Теперь, когда мы вместе! И в ее интонациях он вдруг увидел отображение двадцати лет одинокой жизни и в первый раз осознал, что все это время она следила за его рыцарскими успехами, словно школьница, влюбленная в бэтсмена Хоббса. Бедняжка воображала себе его битвы — и почти наверняка воображала неверно, втайне утоляя изголодавшееся сердце полученными из вторых рук описаниями поединков, гадая, чей знак занимает сегодня почетное место. Быть может, она двадцать лет твердила себе, что настанет день, когда великий воин выйдет сражаться с ее лентой на шлеме, — одна из тех надежд, смешных и честолюбивых, которыми насыщается несчастливая душа, лишенная достойной ее пищи.
— Я никогда не носил ничьих знаков, — сказал он со всей откровенностью.
Она не стала молить и жаловаться и честно постаралась скрыть разочарование.
— Но твой понесу, — сразу прибавил он. — И буду горд этим. Да кроме того, он поможет мне — и даже очень поможет — остаться неузнанным. Как раз потому, что это мое обыкновение ведомо всем, он станет отличнейшей маскировкой. Как ты умно это придумала! К тому же он заставит меня лучше сражаться. Каков он?
То был шитый крупным жемчугом алый рукав. За двадцать лет можно сделать хорошую вышивку.
Через две недели после Винчестерского турнира, пока Элейна еще выхаживала своего героя, возвращая его к жизни, Гвиневера устроила при дворе сцену сэру Борсу. Будучи женоненавистником, Боре всегда имел с женщинами весьма поучительные сцены. Он говорил, что думал, и они говорили, что думали, и никто из них ни капли другого не понимал.
— А, сэр Боре, — произнесла Королева, которая в спешке послала за ним, едва прослышав про алый рукав, ибо Боре был одним из ближайших сородичей Ланселота. — А, сэр Боре, слышали ли вы, как сэр Ланселот коварно меня предал?

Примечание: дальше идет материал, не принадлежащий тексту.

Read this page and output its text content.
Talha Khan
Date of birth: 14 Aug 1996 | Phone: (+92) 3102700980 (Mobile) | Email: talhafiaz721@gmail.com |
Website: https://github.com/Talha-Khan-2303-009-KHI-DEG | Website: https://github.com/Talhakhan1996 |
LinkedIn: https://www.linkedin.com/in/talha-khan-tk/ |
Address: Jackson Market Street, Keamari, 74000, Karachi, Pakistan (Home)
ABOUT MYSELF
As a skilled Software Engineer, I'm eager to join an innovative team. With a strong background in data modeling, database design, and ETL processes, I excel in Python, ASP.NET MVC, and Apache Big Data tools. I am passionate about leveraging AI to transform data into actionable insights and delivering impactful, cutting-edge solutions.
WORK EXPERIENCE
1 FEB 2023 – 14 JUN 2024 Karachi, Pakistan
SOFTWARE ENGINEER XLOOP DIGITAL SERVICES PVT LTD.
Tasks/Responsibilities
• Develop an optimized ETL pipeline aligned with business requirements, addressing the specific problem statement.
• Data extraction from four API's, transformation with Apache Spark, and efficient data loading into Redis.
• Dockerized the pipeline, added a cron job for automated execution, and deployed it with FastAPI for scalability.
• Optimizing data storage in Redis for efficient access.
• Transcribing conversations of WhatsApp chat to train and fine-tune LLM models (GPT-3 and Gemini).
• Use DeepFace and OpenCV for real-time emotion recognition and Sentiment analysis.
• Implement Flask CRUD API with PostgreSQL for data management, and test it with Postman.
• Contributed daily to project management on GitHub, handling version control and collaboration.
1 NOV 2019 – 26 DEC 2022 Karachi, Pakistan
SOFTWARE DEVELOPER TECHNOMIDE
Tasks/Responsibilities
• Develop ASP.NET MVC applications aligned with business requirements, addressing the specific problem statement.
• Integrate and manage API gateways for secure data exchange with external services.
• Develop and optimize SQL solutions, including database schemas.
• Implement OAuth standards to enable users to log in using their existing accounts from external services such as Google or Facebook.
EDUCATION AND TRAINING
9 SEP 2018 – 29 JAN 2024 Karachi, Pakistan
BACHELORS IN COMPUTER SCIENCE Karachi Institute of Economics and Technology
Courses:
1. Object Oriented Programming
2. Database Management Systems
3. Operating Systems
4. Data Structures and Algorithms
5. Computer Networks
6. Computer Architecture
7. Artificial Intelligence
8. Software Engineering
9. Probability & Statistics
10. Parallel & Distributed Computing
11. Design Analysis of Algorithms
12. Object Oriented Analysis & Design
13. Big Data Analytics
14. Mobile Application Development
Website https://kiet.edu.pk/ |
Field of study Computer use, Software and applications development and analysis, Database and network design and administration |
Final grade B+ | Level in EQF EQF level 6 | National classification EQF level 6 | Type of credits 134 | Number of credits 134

Боре, уразумев, что Королева «от гнева едва не лишилась рассудка», густо покраснел и сказал с преувеличенной терпеливостью:
— Если и был кто предан, так это сам Ланселот. Его смертельно ранили три рыцаря сразу.
— Я рада, — крикнула Королева, — рада слышать об этом! И хорошо, если он умрет. Он коварный рыцарь-изменник!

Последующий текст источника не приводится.